Un minuscolo animale marino che vive nella laguna veneta, l’invertebrato noto come ‘botrillo’, sta fornendo nuove risposte sulle malattie neurodegenerative come Alzheimer e Parkinson: grazie allo studio italiano di Università di Padova e Università di Milano, si è infatti scoperto che questo animaletto fornisce un perfetto ‘laboratorio’ di studio, dal momento che il suo cervello invecchia ogni settimana attraverso meccanismi che ricordano quelli umani, per essere poi rimpiazzato da un individuo più giovane.
La ricerca, pubblicata sulla rivista Brain Communications, potrebbe quindi portare allo sviluppo di terapie innovative anche in tempi brevi, dato il velocissimo ciclo di vita del botrillo. “Le malattie neurodegenerative e l’invecchiamento cerebrale rappresentano una sfida importante della medicina, anche considerato l’aumento della durata della vita media e la necessità di un invecchiamento sano”, commenta Alberto Priori dell’Università di Milano, coordinatore dello studio insieme a Lucia Manni dell’Università di Padova.
“Una rilevante criticità nello studio di questi fenomeni è la messa a punto di modelli biologici semplici: il botrillo rappresenta in tal senso un’innovazione determinante – dice Priori – perché riassume l’invecchiamento e la degenerazione dei suoi neuroni nel giro di pochi giorni”. Il botrillo, infatti, offre un’opportunità di ricerca unica grazie alla particolarità del suo ciclo vitale: si riproduce sia in modo sessuato, dando origine e larve a forma di girino, che è asessuato. In quest’ultimo caso, gli individui della colonia generano gemme geneticamente identiche. Grazie a ciò, non solo si può studiare la neurodegenerazione della colonia con cadenza settimanale, ma anche in individui identici come gemelli.

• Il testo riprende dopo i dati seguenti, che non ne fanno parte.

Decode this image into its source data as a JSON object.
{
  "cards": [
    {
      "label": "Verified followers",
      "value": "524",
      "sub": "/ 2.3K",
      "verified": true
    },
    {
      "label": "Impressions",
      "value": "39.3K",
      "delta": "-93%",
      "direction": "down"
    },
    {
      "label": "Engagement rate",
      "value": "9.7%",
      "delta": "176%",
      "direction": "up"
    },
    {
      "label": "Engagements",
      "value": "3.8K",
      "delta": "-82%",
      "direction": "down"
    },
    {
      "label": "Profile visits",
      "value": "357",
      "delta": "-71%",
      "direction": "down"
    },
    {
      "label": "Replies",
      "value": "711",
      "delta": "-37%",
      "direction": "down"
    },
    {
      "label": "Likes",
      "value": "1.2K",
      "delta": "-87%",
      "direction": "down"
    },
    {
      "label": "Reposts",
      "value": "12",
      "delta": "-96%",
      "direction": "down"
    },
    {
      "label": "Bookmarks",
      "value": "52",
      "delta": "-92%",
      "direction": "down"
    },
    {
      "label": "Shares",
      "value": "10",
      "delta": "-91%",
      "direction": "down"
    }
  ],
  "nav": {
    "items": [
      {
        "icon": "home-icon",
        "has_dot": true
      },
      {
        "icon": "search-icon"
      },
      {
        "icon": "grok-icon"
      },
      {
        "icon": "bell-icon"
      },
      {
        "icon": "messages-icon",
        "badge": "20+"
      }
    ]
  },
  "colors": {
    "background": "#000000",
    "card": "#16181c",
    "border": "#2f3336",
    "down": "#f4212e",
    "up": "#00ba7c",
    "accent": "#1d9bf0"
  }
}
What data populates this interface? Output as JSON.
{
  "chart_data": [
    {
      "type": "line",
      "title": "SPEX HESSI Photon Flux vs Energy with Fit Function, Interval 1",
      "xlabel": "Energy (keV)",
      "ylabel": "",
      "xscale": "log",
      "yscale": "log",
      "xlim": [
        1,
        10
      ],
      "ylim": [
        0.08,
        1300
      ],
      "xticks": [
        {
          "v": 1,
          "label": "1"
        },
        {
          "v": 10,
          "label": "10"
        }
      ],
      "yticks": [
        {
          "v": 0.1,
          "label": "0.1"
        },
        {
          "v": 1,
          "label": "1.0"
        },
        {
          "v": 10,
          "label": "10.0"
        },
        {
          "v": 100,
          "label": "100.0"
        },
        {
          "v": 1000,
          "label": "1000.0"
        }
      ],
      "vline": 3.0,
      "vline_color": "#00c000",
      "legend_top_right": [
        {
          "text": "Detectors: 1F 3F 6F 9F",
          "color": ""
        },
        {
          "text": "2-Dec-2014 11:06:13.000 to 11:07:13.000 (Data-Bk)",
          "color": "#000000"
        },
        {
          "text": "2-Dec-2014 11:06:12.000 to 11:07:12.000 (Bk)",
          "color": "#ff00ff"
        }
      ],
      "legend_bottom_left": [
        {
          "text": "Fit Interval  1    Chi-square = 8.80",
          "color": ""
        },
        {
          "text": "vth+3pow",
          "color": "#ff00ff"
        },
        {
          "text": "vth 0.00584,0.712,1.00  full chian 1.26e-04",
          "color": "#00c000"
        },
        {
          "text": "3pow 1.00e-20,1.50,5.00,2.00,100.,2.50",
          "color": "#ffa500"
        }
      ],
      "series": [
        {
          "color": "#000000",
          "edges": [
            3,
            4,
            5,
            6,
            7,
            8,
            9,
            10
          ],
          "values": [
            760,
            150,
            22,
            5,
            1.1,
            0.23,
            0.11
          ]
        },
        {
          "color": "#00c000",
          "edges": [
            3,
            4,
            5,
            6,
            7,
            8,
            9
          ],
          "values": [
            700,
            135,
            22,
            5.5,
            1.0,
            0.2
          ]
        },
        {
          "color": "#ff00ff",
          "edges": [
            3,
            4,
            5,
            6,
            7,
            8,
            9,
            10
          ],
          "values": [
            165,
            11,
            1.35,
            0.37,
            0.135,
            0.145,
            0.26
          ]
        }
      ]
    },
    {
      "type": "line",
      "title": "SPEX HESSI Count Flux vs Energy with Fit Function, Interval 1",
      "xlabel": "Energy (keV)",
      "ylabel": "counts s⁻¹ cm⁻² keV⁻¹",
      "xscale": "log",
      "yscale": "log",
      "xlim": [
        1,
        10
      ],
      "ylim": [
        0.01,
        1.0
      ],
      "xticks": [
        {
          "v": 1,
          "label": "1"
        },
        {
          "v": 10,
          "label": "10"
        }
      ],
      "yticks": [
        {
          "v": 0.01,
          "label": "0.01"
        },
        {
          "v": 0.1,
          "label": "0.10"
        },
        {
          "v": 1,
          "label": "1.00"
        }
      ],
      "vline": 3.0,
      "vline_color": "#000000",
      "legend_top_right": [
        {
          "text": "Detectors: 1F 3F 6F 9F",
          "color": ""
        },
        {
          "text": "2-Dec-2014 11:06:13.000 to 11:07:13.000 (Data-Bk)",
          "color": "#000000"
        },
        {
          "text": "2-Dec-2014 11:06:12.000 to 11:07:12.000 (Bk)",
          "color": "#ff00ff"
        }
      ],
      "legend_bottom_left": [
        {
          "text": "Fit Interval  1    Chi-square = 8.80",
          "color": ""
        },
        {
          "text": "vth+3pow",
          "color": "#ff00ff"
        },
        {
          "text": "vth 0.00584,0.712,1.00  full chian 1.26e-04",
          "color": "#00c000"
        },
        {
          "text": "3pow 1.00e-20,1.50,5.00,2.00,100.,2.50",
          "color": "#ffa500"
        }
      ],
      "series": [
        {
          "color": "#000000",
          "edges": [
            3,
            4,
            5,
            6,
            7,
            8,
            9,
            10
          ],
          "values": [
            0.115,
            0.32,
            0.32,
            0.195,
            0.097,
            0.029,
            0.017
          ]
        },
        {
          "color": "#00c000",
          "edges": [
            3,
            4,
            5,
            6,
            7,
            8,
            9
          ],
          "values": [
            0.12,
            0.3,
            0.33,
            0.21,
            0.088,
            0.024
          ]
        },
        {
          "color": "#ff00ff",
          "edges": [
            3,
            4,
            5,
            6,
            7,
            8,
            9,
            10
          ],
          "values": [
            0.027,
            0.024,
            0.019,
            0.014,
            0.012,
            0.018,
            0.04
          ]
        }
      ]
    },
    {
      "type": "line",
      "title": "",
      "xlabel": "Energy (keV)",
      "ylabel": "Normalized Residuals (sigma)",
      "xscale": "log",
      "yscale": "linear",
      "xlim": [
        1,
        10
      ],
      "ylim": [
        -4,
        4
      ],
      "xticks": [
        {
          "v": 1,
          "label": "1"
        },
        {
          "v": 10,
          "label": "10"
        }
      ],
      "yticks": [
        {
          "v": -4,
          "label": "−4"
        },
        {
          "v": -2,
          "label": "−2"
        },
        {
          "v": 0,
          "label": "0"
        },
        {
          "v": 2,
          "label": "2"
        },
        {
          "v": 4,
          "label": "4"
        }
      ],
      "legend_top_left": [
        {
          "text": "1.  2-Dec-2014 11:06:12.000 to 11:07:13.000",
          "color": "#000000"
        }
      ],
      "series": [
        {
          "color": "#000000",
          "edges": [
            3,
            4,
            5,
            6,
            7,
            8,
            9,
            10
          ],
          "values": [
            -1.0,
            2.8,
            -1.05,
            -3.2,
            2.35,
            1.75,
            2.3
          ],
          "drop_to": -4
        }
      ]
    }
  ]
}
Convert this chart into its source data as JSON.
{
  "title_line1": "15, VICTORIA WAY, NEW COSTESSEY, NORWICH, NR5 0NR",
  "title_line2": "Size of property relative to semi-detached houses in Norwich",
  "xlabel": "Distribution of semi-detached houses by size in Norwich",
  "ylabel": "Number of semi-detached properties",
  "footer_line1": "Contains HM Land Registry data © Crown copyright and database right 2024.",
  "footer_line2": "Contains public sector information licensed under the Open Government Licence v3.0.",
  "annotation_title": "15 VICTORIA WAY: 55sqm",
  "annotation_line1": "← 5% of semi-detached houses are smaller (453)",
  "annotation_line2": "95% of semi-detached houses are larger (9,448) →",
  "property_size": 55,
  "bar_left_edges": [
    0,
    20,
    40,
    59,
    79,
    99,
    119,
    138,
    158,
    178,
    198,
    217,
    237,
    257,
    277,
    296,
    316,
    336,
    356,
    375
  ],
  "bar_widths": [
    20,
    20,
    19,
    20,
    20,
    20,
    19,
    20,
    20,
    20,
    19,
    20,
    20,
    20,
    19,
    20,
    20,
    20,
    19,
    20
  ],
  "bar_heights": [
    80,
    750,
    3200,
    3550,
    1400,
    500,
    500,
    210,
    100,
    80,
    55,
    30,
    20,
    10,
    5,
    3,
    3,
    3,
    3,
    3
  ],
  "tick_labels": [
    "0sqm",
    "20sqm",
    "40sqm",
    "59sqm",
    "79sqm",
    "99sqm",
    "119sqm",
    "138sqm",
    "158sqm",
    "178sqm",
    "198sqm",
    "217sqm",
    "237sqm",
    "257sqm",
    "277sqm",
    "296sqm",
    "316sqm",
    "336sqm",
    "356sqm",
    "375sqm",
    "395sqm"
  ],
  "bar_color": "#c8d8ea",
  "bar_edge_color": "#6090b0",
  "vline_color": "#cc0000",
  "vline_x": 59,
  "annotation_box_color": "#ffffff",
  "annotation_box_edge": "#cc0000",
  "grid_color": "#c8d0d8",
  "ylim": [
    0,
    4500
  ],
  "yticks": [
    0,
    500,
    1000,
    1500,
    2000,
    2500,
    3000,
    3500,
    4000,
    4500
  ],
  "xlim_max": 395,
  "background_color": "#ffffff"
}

“Il botrillo è davvero speciale perché è un animale che forma colonie in cui ciclicamente gli animali adulti degenerano simultaneamente, subito sostituiti da nuovi individui”, aggiunge Lucia Manni: “Questo ci dà la possibilità di studiare anche i meccanismi che possono proteggere i cervelli in formazione dalla neurodegenerazione”. Inoltre, i neuroni di questo invertebrato sembrano degenerare a causa degli stessi meccanismi che si riscontrano nel cervello umano, come la formazione di placche di proteine tipica dell’Alzheimer.
“Molto significativo è il fatto che questo animale esprime un alto numero di geni che codificano per proteine coinvolte nelle malattie neurodegenerative umane”, evidenzia Chiara Anselmi dell’Università di Padova, prima autrice dello studio insieme a Tommaso Bocci dell’Università di Milano. “Il presente studio apre due importanti scenari”, prosegue Bocci. “Il primo è rivolto ad una migliore comprensione di ciò che accade, sin dalle prime fasi di malattia, nella neurodegenerazione umana. Il secondo, forse ancor più affascinante, è legato alla possibilità di investigare l’effetto di terapie neuroprotettive e non invasive – conclude il ricercatore – ovvero in grado di modificare il decorso della malattia sin dalle sue prime fasi”.